Another woman, Zarmina, who also works in the tailoring factory, said she has 11 children, ten of whom are living with her. Her husband is a boot polisher whose income isn’t sufficient to support the family.
Zarmina makes 3,000 Afghani as a tailor and she also works as a cleaner part-time.
Afghanistan has become one of the worst places to be a woman after the Taliban’s return to power last year. Millions of girls are out of school. Thousands of women have not been allowed to return to work. The Taliban have imposed draconian restrictions on women including a travel ban without a male family member, and compulsory head-to-toe burqa.
The situation of women in Kandahar is even worse. The Taliban restrictions coupled with a conservative local tradition have made the province one of the worst, if not the worst, places for women in the country.
Despite all these restrictions, women entrepreneurs run factories to generate income for themselves and dozens of other unprivileged women.
Razia, 26, said she founded her tailoring factory five years ago, and now she hires 50 women who produce embroideries, traditional clothes, and hijabs.
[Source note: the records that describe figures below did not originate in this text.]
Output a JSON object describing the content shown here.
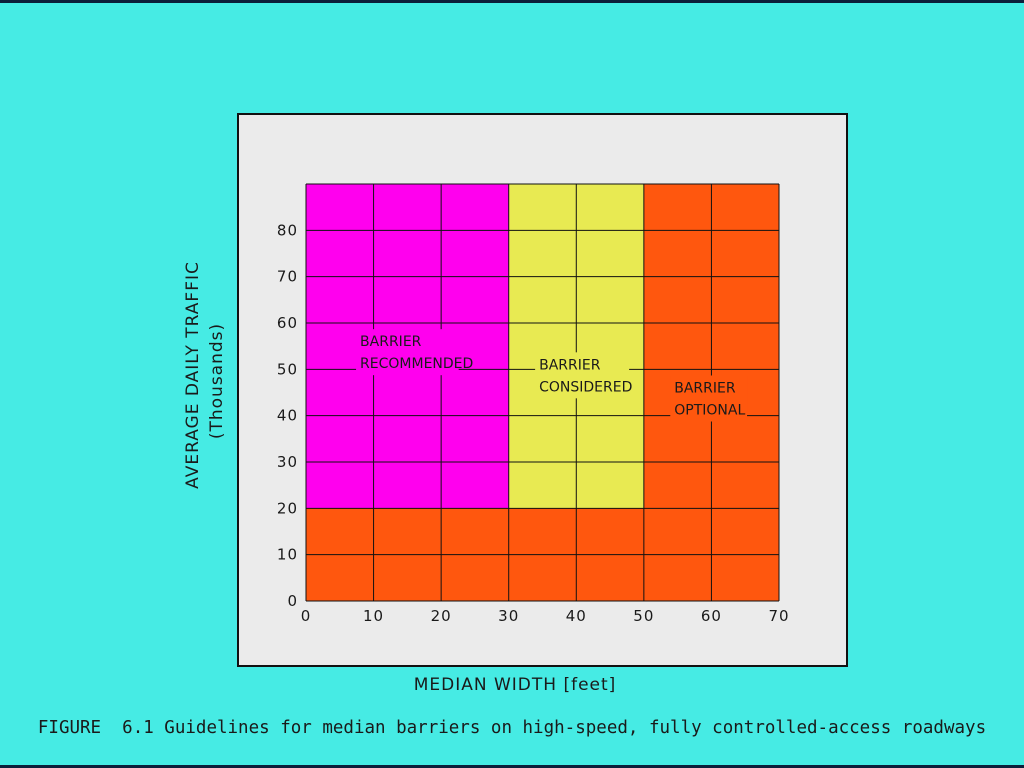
{
  "chart_data": {
    "type": "heatmap",
    "title": "",
    "xlabel": "MEDIAN WIDTH [feet]",
    "ylabel": "AVERAGE DAILY TRAFFIC",
    "ylabel_sub": "(Thousands)",
    "xlim": [
      0,
      70
    ],
    "ylim": [
      0,
      90
    ],
    "x_ticks": [
      0,
      10,
      20,
      30,
      40,
      50,
      60,
      70
    ],
    "y_ticks": [
      0,
      10,
      20,
      30,
      40,
      50,
      60,
      70,
      80
    ],
    "grid": true,
    "regions": [
      {
        "label_lines": [
          "BARRIER",
          "RECOMMENDED"
        ],
        "x_range": [
          0,
          30
        ],
        "y_range": [
          20,
          90
        ],
        "color": "#ff00ee",
        "label_at": [
          8,
          55
        ]
      },
      {
        "label_lines": [
          "BARRIER",
          "CONSIDERED"
        ],
        "x_range": [
          30,
          50
        ],
        "y_range": [
          20,
          90
        ],
        "color": "#e8ea52",
        "label_at": [
          34.5,
          50
        ]
      },
      {
        "label_lines": [
          "BARRIER",
          "OPTIONAL"
        ],
        "x_range": [
          50,
          70
        ],
        "y_range": [
          20,
          90
        ],
        "color": "#ff570e",
        "label_at": [
          54.5,
          45
        ]
      },
      {
        "label_lines": [],
        "x_range": [
          0,
          70
        ],
        "y_range": [
          0,
          20
        ],
        "color": "#ff570e",
        "label_at": null
      }
    ]
  },
  "caption": "FIGURE  6.1 Guidelines for median barriers on high-speed, fully controlled-access roadways",
  "colors": {
    "background": "#46ebe4",
    "panel": "#ebebeb",
    "grid": "#111111"
  }
}
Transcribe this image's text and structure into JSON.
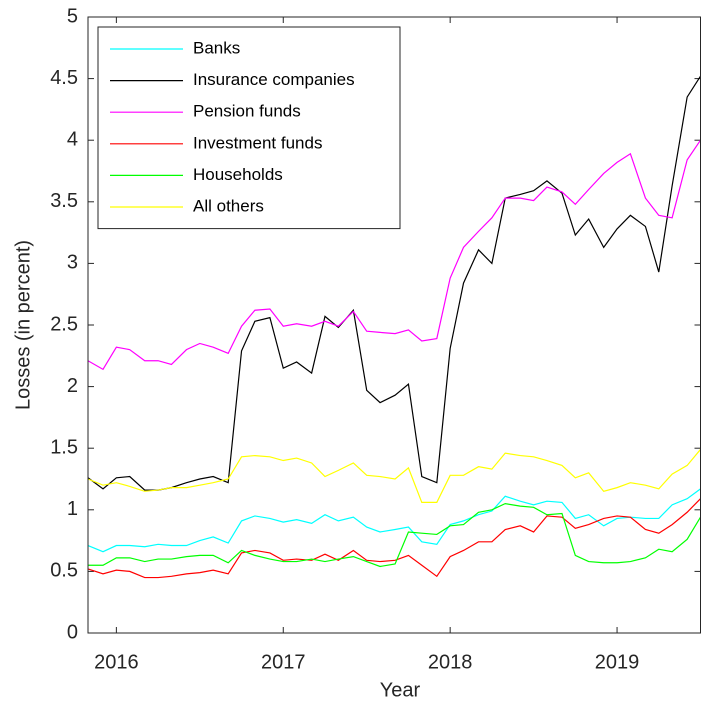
{
  "chart_data": {
    "type": "line",
    "x_label": "Year",
    "y_label": "Losses (in percent)",
    "x": [
      2015.83,
      2015.92,
      2016,
      2016.08,
      2016.17,
      2016.25,
      2016.33,
      2016.42,
      2016.5,
      2016.58,
      2016.67,
      2016.75,
      2016.83,
      2016.92,
      2017,
      2017.08,
      2017.17,
      2017.25,
      2017.33,
      2017.42,
      2017.5,
      2017.58,
      2017.67,
      2017.75,
      2017.83,
      2017.92,
      2018,
      2018.08,
      2018.17,
      2018.25,
      2018.33,
      2018.42,
      2018.5,
      2018.58,
      2018.67,
      2018.75,
      2018.83,
      2018.92,
      2019,
      2019.08,
      2019.17,
      2019.25,
      2019.33,
      2019.42,
      2019.5
    ],
    "xlim": [
      2015.83,
      2019.5
    ],
    "xticks": [
      2016,
      2017,
      2018,
      2019
    ],
    "ylim": [
      0,
      5
    ],
    "yticks": [
      0,
      0.5,
      1,
      1.5,
      2,
      2.5,
      3,
      3.5,
      4,
      4.5,
      5
    ],
    "grid": false,
    "legend": "top-left",
    "series": [
      {
        "name": "Banks",
        "color": "#00ffff",
        "values": [
          0.71,
          0.66,
          0.71,
          0.71,
          0.7,
          0.72,
          0.71,
          0.71,
          0.75,
          0.78,
          0.73,
          0.91,
          0.95,
          0.93,
          0.9,
          0.92,
          0.89,
          0.96,
          0.91,
          0.94,
          0.86,
          0.82,
          0.84,
          0.86,
          0.74,
          0.72,
          0.88,
          0.91,
          0.96,
          0.99,
          1.11,
          1.07,
          1.04,
          1.07,
          1.06,
          0.93,
          0.96,
          0.87,
          0.93,
          0.94,
          0.93,
          0.93,
          1.04,
          1.09,
          1.17
        ]
      },
      {
        "name": "Insurance companies",
        "color": "#000000",
        "values": [
          1.26,
          1.17,
          1.26,
          1.27,
          1.16,
          1.16,
          1.18,
          1.22,
          1.25,
          1.27,
          1.22,
          2.29,
          2.53,
          2.56,
          2.15,
          2.2,
          2.11,
          2.57,
          2.48,
          2.62,
          1.97,
          1.87,
          1.93,
          2.02,
          1.27,
          1.22,
          2.31,
          2.84,
          3.11,
          3.0,
          3.53,
          3.56,
          3.59,
          3.67,
          3.57,
          3.23,
          3.36,
          3.13,
          3.28,
          3.39,
          3.3,
          2.93,
          3.63,
          4.35,
          4.52
        ]
      },
      {
        "name": "Pension funds",
        "color": "#ff00ff",
        "values": [
          2.21,
          2.14,
          2.32,
          2.3,
          2.21,
          2.21,
          2.18,
          2.3,
          2.35,
          2.32,
          2.27,
          2.49,
          2.62,
          2.63,
          2.49,
          2.51,
          2.49,
          2.53,
          2.49,
          2.61,
          2.45,
          2.44,
          2.43,
          2.46,
          2.37,
          2.39,
          2.88,
          3.13,
          3.26,
          3.37,
          3.53,
          3.53,
          3.51,
          3.62,
          3.58,
          3.48,
          3.6,
          3.73,
          3.82,
          3.89,
          3.53,
          3.39,
          3.37,
          3.84,
          4.0
        ]
      },
      {
        "name": "Investment funds",
        "color": "#ff0000",
        "values": [
          0.52,
          0.48,
          0.51,
          0.5,
          0.45,
          0.45,
          0.46,
          0.48,
          0.49,
          0.51,
          0.48,
          0.65,
          0.67,
          0.65,
          0.59,
          0.6,
          0.59,
          0.64,
          0.59,
          0.67,
          0.59,
          0.58,
          0.59,
          0.63,
          0.55,
          0.46,
          0.62,
          0.67,
          0.74,
          0.74,
          0.84,
          0.87,
          0.82,
          0.95,
          0.94,
          0.85,
          0.88,
          0.93,
          0.95,
          0.94,
          0.84,
          0.81,
          0.88,
          0.98,
          1.09
        ]
      },
      {
        "name": "Households",
        "color": "#00ff00",
        "values": [
          0.55,
          0.55,
          0.61,
          0.61,
          0.58,
          0.6,
          0.6,
          0.62,
          0.63,
          0.63,
          0.57,
          0.67,
          0.63,
          0.6,
          0.58,
          0.58,
          0.6,
          0.58,
          0.6,
          0.62,
          0.58,
          0.54,
          0.56,
          0.82,
          0.81,
          0.8,
          0.87,
          0.88,
          0.98,
          1.0,
          1.05,
          1.03,
          1.02,
          0.96,
          0.97,
          0.63,
          0.58,
          0.57,
          0.57,
          0.58,
          0.61,
          0.68,
          0.66,
          0.76,
          0.94
        ]
      },
      {
        "name": "All others",
        "color": "#ffff00",
        "values": [
          1.25,
          1.2,
          1.22,
          1.19,
          1.15,
          1.16,
          1.18,
          1.18,
          1.2,
          1.22,
          1.25,
          1.43,
          1.44,
          1.43,
          1.4,
          1.42,
          1.38,
          1.27,
          1.32,
          1.38,
          1.28,
          1.27,
          1.25,
          1.34,
          1.06,
          1.06,
          1.28,
          1.28,
          1.35,
          1.33,
          1.46,
          1.44,
          1.43,
          1.4,
          1.36,
          1.26,
          1.3,
          1.15,
          1.18,
          1.22,
          1.2,
          1.17,
          1.29,
          1.36,
          1.49
        ]
      }
    ]
  }
}
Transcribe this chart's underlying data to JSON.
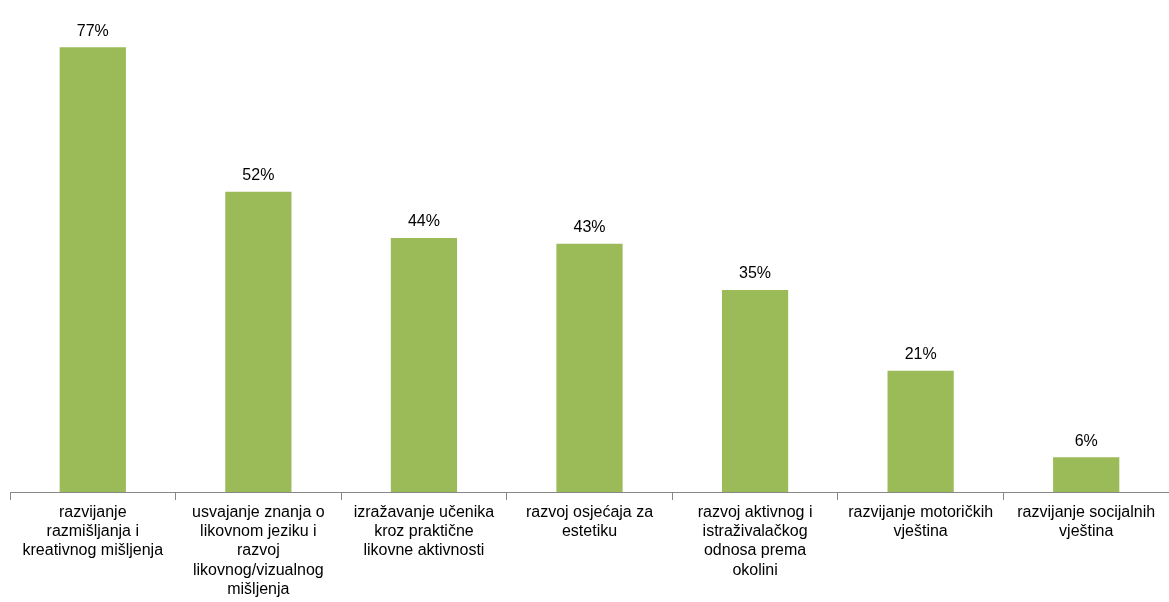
{
  "chart_data": {
    "type": "bar",
    "categories": [
      "razvijanje razmišljanja i kreativnog mišljenja",
      "usvajanje znanja o likovnom jeziku i razvoj likovnog/vizualnog mišljenja",
      "izražavanje učenika kroz praktične likovne aktivnosti",
      "razvoj osjećaja za estetiku",
      "razvoj aktivnog i istraživalačkog odnosa prema okolini",
      "razvijanje motoričkih vještina",
      "razvijanje socijalnih vještina"
    ],
    "values": [
      77,
      52,
      44,
      43,
      35,
      21,
      6
    ],
    "value_labels": [
      "77%",
      "52%",
      "44%",
      "43%",
      "35%",
      "21%",
      "6%"
    ],
    "color": "#9bbb59",
    "grid": false,
    "legend": false,
    "tick_labels": "x"
  }
}
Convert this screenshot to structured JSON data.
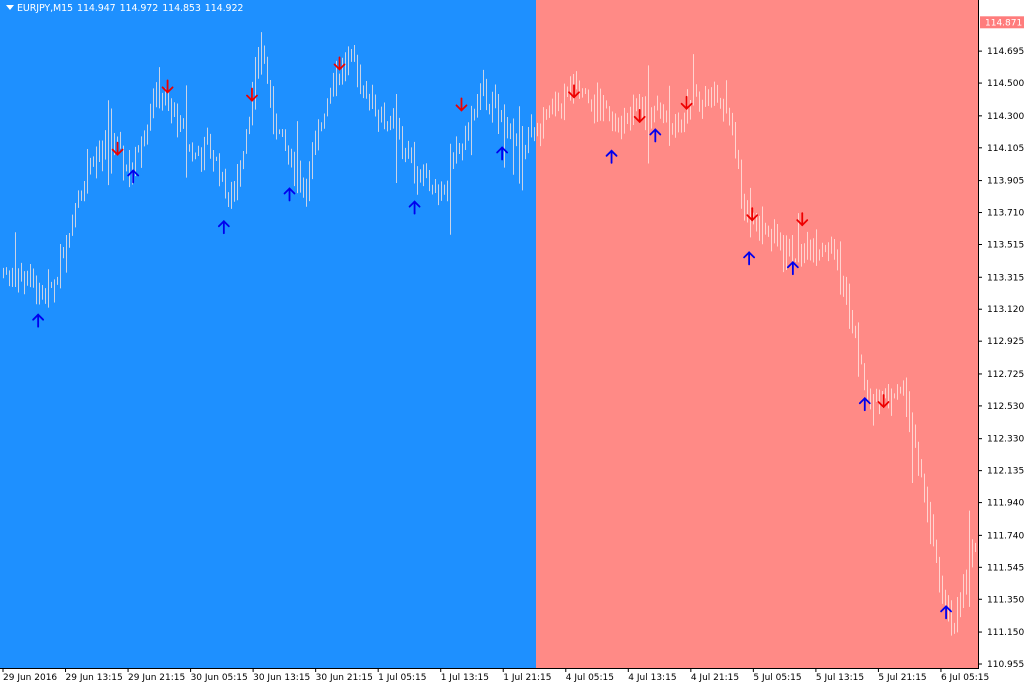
{
  "header": {
    "symbol_timeframe": "EURJPY,M15",
    "open": "114.947",
    "high": "114.972",
    "low": "114.853",
    "close": "114.922"
  },
  "colors": {
    "left_background": "#1e90ff",
    "right_background": "#ff8a86",
    "bar_on_blue": "#c9d3e6",
    "bar_on_red": "#ffd4d0",
    "axis_text": "#000000",
    "current_price_label": "#ff7c7c",
    "up_arrow": "#0000ee",
    "down_arrow": "#ee0000"
  },
  "chart_data": {
    "type": "ohlc",
    "symbol": "EURJPY",
    "timeframe": "M15",
    "ylim": [
      110.955,
      114.89
    ],
    "current_price": "114.871",
    "y_ticks": [
      "114.695",
      "114.500",
      "114.300",
      "114.105",
      "113.905",
      "113.710",
      "113.515",
      "113.315",
      "113.120",
      "112.925",
      "112.725",
      "112.530",
      "112.330",
      "112.135",
      "111.940",
      "111.740",
      "111.545",
      "111.350",
      "111.150",
      "110.955"
    ],
    "x_ticks": [
      "29 Jun 2016",
      "29 Jun 13:15",
      "29 Jun 21:15",
      "30 Jun 05:15",
      "30 Jun 13:15",
      "30 Jun 21:15",
      "1 Jul 05:15",
      "1 Jul 13:15",
      "1 Jul 21:15",
      "4 Jul 05:15",
      "4 Jul 13:15",
      "4 Jul 21:15",
      "5 Jul 05:15",
      "5 Jul 13:15",
      "5 Jul 21:15",
      "6 Jul 05:15"
    ],
    "background_split_x_tick": "1 Jul 21:15",
    "price_path": [
      {
        "x": 0,
        "y": 113.35
      },
      {
        "x": 0.4,
        "y": 113.3
      },
      {
        "x": 0.6,
        "y": 113.15
      },
      {
        "x": 0.8,
        "y": 113.3
      },
      {
        "x": 1.3,
        "y": 114.0
      },
      {
        "x": 1.7,
        "y": 114.15
      },
      {
        "x": 2.0,
        "y": 113.95
      },
      {
        "x": 2.4,
        "y": 114.45
      },
      {
        "x": 2.7,
        "y": 114.3
      },
      {
        "x": 3.0,
        "y": 114.05
      },
      {
        "x": 3.3,
        "y": 114.1
      },
      {
        "x": 3.6,
        "y": 113.75
      },
      {
        "x": 3.9,
        "y": 114.3
      },
      {
        "x": 4.1,
        "y": 114.75
      },
      {
        "x": 4.25,
        "y": 114.35
      },
      {
        "x": 4.5,
        "y": 114.05
      },
      {
        "x": 4.8,
        "y": 113.85
      },
      {
        "x": 5.2,
        "y": 114.5
      },
      {
        "x": 5.5,
        "y": 114.65
      },
      {
        "x": 5.9,
        "y": 114.35
      },
      {
        "x": 6.2,
        "y": 114.2
      },
      {
        "x": 6.6,
        "y": 113.95
      },
      {
        "x": 7.0,
        "y": 113.85
      },
      {
        "x": 7.4,
        "y": 114.2
      },
      {
        "x": 7.6,
        "y": 114.45
      },
      {
        "x": 7.9,
        "y": 114.3
      },
      {
        "x": 8.2,
        "y": 114.1
      },
      {
        "x": 8.5,
        "y": 114.2
      },
      {
        "x": 8.8,
        "y": 114.35
      },
      {
        "x": 9.1,
        "y": 114.45
      },
      {
        "x": 9.5,
        "y": 114.35
      },
      {
        "x": 9.9,
        "y": 114.25
      },
      {
        "x": 10.2,
        "y": 114.35
      },
      {
        "x": 10.5,
        "y": 114.3
      },
      {
        "x": 10.8,
        "y": 114.25
      },
      {
        "x": 11.0,
        "y": 114.4
      },
      {
        "x": 11.3,
        "y": 114.45
      },
      {
        "x": 11.6,
        "y": 114.3
      },
      {
        "x": 11.8,
        "y": 113.75
      },
      {
        "x": 12.0,
        "y": 113.65
      },
      {
        "x": 12.3,
        "y": 113.55
      },
      {
        "x": 12.6,
        "y": 113.45
      },
      {
        "x": 12.9,
        "y": 113.5
      },
      {
        "x": 13.2,
        "y": 113.55
      },
      {
        "x": 13.5,
        "y": 113.1
      },
      {
        "x": 13.8,
        "y": 112.55
      },
      {
        "x": 14.1,
        "y": 112.6
      },
      {
        "x": 14.4,
        "y": 112.6
      },
      {
        "x": 14.6,
        "y": 112.15
      },
      {
        "x": 14.8,
        "y": 111.75
      },
      {
        "x": 15.0,
        "y": 111.3
      },
      {
        "x": 15.2,
        "y": 111.2
      },
      {
        "x": 15.5,
        "y": 111.7
      },
      {
        "x": 15.7,
        "y": 111.9
      }
    ],
    "signals": [
      {
        "type": "up",
        "x": 0.53,
        "price": 113.05
      },
      {
        "type": "down",
        "x": 1.8,
        "price": 114.1
      },
      {
        "type": "up",
        "x": 2.05,
        "price": 113.93
      },
      {
        "type": "down",
        "x": 2.6,
        "price": 114.48
      },
      {
        "type": "up",
        "x": 3.5,
        "price": 113.62
      },
      {
        "type": "down",
        "x": 3.95,
        "price": 114.43
      },
      {
        "type": "up",
        "x": 4.55,
        "price": 113.82
      },
      {
        "type": "down",
        "x": 5.35,
        "price": 114.62
      },
      {
        "type": "down",
        "x": 7.3,
        "price": 114.37
      },
      {
        "type": "up",
        "x": 6.55,
        "price": 113.74
      },
      {
        "type": "up",
        "x": 7.95,
        "price": 114.07
      },
      {
        "type": "down",
        "x": 9.1,
        "price": 114.45
      },
      {
        "type": "up",
        "x": 9.7,
        "price": 114.05
      },
      {
        "type": "down",
        "x": 10.15,
        "price": 114.3
      },
      {
        "type": "up",
        "x": 10.4,
        "price": 114.18
      },
      {
        "type": "down",
        "x": 10.9,
        "price": 114.38
      },
      {
        "type": "down",
        "x": 11.95,
        "price": 113.7
      },
      {
        "type": "up",
        "x": 11.9,
        "price": 113.43
      },
      {
        "type": "up",
        "x": 12.6,
        "price": 113.37
      },
      {
        "type": "down",
        "x": 12.75,
        "price": 113.67
      },
      {
        "type": "up",
        "x": 13.75,
        "price": 112.54
      },
      {
        "type": "down",
        "x": 14.05,
        "price": 112.56
      },
      {
        "type": "up",
        "x": 15.05,
        "price": 111.27
      }
    ]
  }
}
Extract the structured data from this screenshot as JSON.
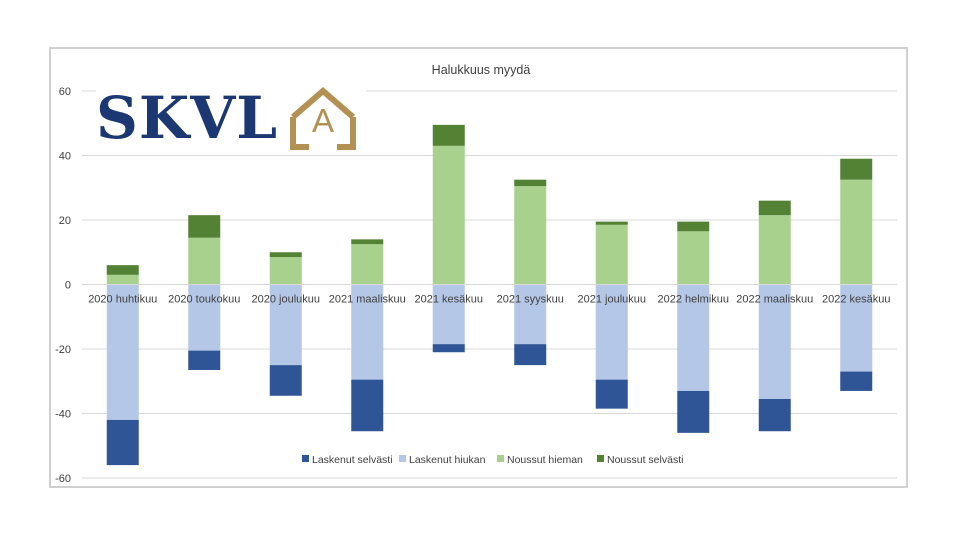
{
  "logo": {
    "text": "SKVL",
    "letter": "A"
  },
  "colors": {
    "laskenut_selvasti": "#2f5597",
    "laskenut_hiukan": "#b4c7e7",
    "noussut_hieman": "#a9d18e",
    "noussut_selvasti": "#548235",
    "logo_navy": "#1c3873",
    "logo_gold": "#b39154"
  },
  "chart_data": {
    "type": "bar",
    "stacked": true,
    "title": "Halukkuus myydä",
    "xlabel": "",
    "ylabel": "",
    "ylim": [
      -60,
      60
    ],
    "yticks": [
      60,
      40,
      20,
      0,
      -20,
      -40,
      -60
    ],
    "grid": true,
    "legend_position": "bottom",
    "categories": [
      "2020 huhtikuu",
      "2020 toukokuu",
      "2020 joulukuu",
      "2021 maaliskuu",
      "2021 kesäkuu",
      "2021 syyskuu",
      "2021 joulukuu",
      "2022 helmikuu",
      "2022 maaliskuu",
      "2022 kesäkuu"
    ],
    "series": [
      {
        "name": "Laskenut selvästi",
        "color": "#2f5597",
        "values": [
          -14,
          -6,
          -9.5,
          -16,
          -2.5,
          -6.5,
          -9,
          -13,
          -10,
          -6
        ]
      },
      {
        "name": "Laskenut hiukan",
        "color": "#b4c7e7",
        "values": [
          -42,
          -20.5,
          -25,
          -29.5,
          -18.5,
          -18.5,
          -29.5,
          -33,
          -35.5,
          -27
        ]
      },
      {
        "name": "Noussut hieman",
        "color": "#a9d18e",
        "values": [
          3,
          14.5,
          8.5,
          12.5,
          43,
          30.5,
          18.5,
          16.5,
          21.5,
          32.5
        ]
      },
      {
        "name": "Noussut selvästi",
        "color": "#548235",
        "values": [
          3,
          7,
          1.5,
          1.5,
          6.5,
          2,
          1,
          3,
          4.5,
          6.5
        ]
      }
    ]
  }
}
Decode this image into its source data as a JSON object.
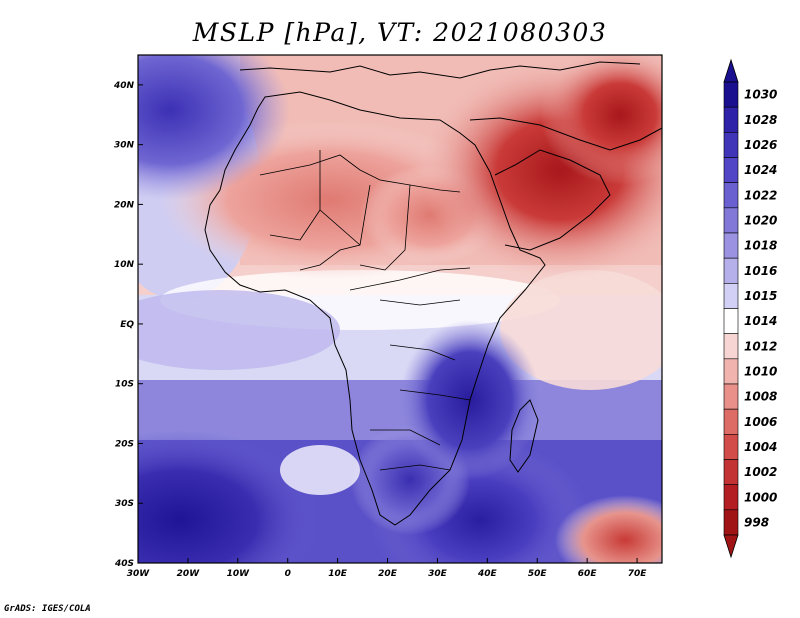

She said she held exhibitions with the help of a foreign NGO to sell her products before the fall of the former government. But she has not been able to establish any contact with the Taliban’s new government to ask for permission to reopen the exhibitions.
“They did not even allow me to enter the provincial governor’s office,” she said, referring to the Taliban.
Not only female entrepreneurs of Daman district provide employment opportunities for the impoverished women, they themselves are striving to become financially independent.
Razia is an example of how women can thrive. She makes 20,000 Afghani per month – about 200 USD — a significant amount for an average Afghan family at a time when millions do not have enough to eat.
Another woman who owns a shampoo and dishwashing liquid production factory in Daman district is 40-year-old Saqijaan. She said she borrowed about 300 USD when she started her business four years ago. Now, she has 15 employees.
“I have hired poor women who begged in the past,” she said. “I told them to come and learn to work and make a living for themselves.”